Nearly two in five workers in the U.S. need government permission just to do their jobs. One of the ways that permission is granted is through occupational licensing programs imposed by state and local governments. This setup raises barriers to entry for many professions.
The supposed justification for these rules is that they help protect public health and safety by ensuring only highly qualified and well-trained professionals enter a job market. You don’t want poorly trained surgeons conducting open-heart surgery, for instance. But it’s often the case that occupational licensing restrictions are placed on jobs that don’t hold any inherent risk to public safety at all. As a result, licensing requirements arbitrarily raise barriers to entry that end up preventing people from finding employment and unfairly protect an industry’s established players from market competition.
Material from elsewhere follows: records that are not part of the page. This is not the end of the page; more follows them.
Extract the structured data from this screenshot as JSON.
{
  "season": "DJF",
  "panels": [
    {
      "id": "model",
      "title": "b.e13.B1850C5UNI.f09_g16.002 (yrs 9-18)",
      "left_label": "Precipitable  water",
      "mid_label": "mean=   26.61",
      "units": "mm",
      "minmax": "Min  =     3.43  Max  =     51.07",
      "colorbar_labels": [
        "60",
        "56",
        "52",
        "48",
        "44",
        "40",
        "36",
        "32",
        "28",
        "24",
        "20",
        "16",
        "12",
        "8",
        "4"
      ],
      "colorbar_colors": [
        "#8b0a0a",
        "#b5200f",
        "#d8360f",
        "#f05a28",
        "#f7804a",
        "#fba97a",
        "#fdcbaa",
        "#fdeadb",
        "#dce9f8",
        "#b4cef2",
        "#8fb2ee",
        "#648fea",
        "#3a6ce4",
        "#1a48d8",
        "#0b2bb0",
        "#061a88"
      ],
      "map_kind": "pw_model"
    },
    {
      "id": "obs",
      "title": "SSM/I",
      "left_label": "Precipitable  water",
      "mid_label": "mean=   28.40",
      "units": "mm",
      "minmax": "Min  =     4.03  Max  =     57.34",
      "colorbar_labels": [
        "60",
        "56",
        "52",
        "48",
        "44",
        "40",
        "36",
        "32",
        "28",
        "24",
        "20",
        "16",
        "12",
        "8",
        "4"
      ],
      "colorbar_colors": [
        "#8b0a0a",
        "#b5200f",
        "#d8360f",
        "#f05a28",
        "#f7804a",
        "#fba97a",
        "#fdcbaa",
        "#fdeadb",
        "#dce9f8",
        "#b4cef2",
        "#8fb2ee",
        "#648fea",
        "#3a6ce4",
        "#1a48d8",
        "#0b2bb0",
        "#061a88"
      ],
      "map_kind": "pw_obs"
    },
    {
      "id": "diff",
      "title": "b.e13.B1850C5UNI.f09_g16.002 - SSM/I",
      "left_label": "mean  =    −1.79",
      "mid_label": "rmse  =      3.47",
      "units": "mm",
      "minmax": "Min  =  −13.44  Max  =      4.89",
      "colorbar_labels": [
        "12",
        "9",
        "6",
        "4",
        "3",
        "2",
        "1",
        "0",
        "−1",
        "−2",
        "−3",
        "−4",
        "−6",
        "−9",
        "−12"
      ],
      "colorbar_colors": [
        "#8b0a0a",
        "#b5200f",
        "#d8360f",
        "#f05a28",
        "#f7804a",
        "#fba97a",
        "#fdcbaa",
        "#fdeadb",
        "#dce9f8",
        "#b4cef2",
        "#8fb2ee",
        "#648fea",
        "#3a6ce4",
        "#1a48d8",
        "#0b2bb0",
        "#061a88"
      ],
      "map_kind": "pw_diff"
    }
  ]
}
That’s why policy analysts on all sides of the political spectrum have described occupational licensing as nothing short of a “racket.”
Here are just three especially egregious occupational licensing requirements in Illinois.
Want to become a barber in Illinois? Get ready to go back to school. The Barber, Cosmetology, Esthetics, Hair Braiding, and Nail Technology Act of 1985 mandates not only a licensing exam and fees, but training at a Barber or Cosmetology school for no less than 1,500 hours in a program lasting at least nine months before you can even take the exam. Tuition at these schools averages between $10,000 and $20,000 per year according to one survey, with prices on the higher end in major cities like Chicago.
It’s difficult to make a convincing public policy case for why unlicensed barbers are a public health or safety risk. There’s nothing all that dangerous about cutting hair. If someone gets a bad haircut, it’s simple enough to just leave a bad review on Yelp and punish the company with the loss of your business and bad publicity. Other nations, such as the United Kingdom, leave barbers and hairdressers completely unregulated, and they manage perfectly well.
There’s also a state board that controls entry into hair-related professions. The Barber, Cosmetology, Esthetics, Hair Braiding, and Nail Technology board, made up of members of those industries, helps set regulations for the field. Thus, it is in their interest to maintain high barriers to entry to protect their market share and restrict competition. Regulatory capture is a well–documented phenomenon at all levels of government, where members in a field supposedly regulated in the public interest get to write their own rules for their own benefit at the expense of competitors.
2. Sign-language interpreters
Most people wouldn’t think it’s necessary to license a sign language interpreter. It’s extraordinarily improbable for one to get a job, much less maintain it, without mastery of the language. Most people would be able to catch an inept interpreter from basic context clues alone.
Yet the Interpreter for the Deaf Licensure Act of 2007 regulates this profession. Interpreters have to register with the state, pay fees and have a high school diploma (which has no connection to one’s ability to interpret), among other requirements. The act does accept some forms of private certification as evidence of professional competence. But this is just further proof of why a state registration is unnecessary, since any professional employer would already be aware of most kinds of sign language certification and would likely require them on their own.
Licensing interpreters hasn’t become popular yet; Illinois is one of only 16 states with these types of restrictions, according to an Institute for Justice study. And if most other states don’t find a reason to regulate a field, that’s one indication it’s not critical to public health or safety, and instead exists solely to restrict competition.
Chicago is already a notoriously difficult place to start a business. In fact, it’s so bad that some businesses owners have to hire “expediters” just to file all the necessary permits and keep them in compliance with the endless regulatory requirements the city forces on them.
You would think the fact that this job even exists would be enough to make Chicago lighten its regulatory burden. You’d be wrong. Never to miss a chance to fleece more taxpayers, the city of Chicago decided it needed to license expediters too, making it even harder to start a business than it already was.
If you want to become an expediter you need to get general liability insurance covering $300,000, pay a license fee of $250, and submit to the standard regimen of background checks and fingerprinting. Keep in mind, it also takes an average of 32 days to start a professional services business in Chicago, compared to just four days in St. Louis or six days in Dallas, so be prepared to wait.
While these few examples are especially bad, there are plenty of other professions where occupational licensing makes it difficult to start a business and restricts competition. The Institute for Justice conducted a national study in 2012 that highlighted excessive licensing rules in every state, including Illinois.
If our state wants to get back on the track to economic competitiveness, repealing unnecessary licensing requirements would be a good place to start.